Events such as these, as well as the possible fallouts from unregulated crypto markets have had a few governments reaching out with measures to counter the effects of such market upheavals. One of the instruments being launched is the use of digital currency to prevent crypto currencies from undermining global financial stability.
India’s RBI has rolled out a pilot programme of its digital currency this month, made available to individual users. Four domestic banks have been entrusted with carrying out the pilot in select cities only, and the central bank has stated that other banks and cities will be added in due course. Currently The State Bank of India, ICICI, Yes Bank and IDFC will be instrumental in launching this initiative across the cities of Mumbai, New Delhi, Bengaluru and Bhubaneshwar. The programme will stress test the use of this Central Bank Digital Currency (CBDC) in real time retail situations and the value of an e-rupee will be the same as the value of the bank notes and coinage. Digital wallets with the CBDC can be used via QR codes.

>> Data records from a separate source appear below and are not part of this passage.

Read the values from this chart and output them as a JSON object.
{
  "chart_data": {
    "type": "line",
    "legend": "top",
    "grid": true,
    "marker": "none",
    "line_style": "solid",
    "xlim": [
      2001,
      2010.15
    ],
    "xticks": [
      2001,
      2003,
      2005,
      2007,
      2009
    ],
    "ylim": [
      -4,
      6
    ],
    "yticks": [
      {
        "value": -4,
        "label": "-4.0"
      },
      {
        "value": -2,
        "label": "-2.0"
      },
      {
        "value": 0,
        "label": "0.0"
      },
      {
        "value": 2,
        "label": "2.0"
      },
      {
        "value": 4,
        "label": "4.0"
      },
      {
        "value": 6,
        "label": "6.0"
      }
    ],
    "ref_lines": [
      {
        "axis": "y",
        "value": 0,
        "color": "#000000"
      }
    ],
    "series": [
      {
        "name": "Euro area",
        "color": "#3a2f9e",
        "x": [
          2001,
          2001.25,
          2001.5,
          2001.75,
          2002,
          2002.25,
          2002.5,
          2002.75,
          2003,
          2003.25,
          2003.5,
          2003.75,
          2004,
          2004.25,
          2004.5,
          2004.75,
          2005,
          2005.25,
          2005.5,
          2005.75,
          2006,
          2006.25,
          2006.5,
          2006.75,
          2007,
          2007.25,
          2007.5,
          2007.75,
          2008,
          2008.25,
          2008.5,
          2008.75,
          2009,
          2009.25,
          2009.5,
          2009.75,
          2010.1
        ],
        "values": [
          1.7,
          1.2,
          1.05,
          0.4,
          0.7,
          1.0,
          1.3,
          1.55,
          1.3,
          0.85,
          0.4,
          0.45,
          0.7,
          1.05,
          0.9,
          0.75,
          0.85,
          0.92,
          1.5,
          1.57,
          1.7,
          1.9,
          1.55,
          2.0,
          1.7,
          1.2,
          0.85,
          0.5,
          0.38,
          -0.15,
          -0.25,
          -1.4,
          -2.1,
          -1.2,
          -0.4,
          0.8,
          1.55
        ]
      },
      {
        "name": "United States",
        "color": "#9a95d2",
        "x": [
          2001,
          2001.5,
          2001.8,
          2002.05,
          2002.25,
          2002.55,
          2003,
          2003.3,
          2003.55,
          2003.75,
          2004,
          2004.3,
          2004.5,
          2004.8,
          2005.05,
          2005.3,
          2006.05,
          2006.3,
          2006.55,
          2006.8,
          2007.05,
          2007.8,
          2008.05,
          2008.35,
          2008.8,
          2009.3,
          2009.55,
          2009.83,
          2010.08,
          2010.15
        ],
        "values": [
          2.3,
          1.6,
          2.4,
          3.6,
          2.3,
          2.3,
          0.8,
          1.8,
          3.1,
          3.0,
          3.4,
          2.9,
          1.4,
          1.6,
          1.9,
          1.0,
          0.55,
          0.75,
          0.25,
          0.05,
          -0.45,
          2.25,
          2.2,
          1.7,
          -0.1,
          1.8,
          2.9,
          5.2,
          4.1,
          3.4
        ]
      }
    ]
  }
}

The move is hailed as a bold and welcome one and experts say that it will help to reduce the cost of financial transactions, enable transparency within the financial sector and help entrepreneurs with cross-border transactions. It is also hoped that this Programme will reduce overall dependence on physical cash. There is no set date or agenda proposed for a complete national rollout of a sovereign e-currency as the Indian government is keen to proceed cautiously in this matter.
The launch of India’s digital currency coincides with a growing global awareness of the need for such a move as China and the Euro Zone are considering this seriously and Singapore recently launched their own version of a digital currency.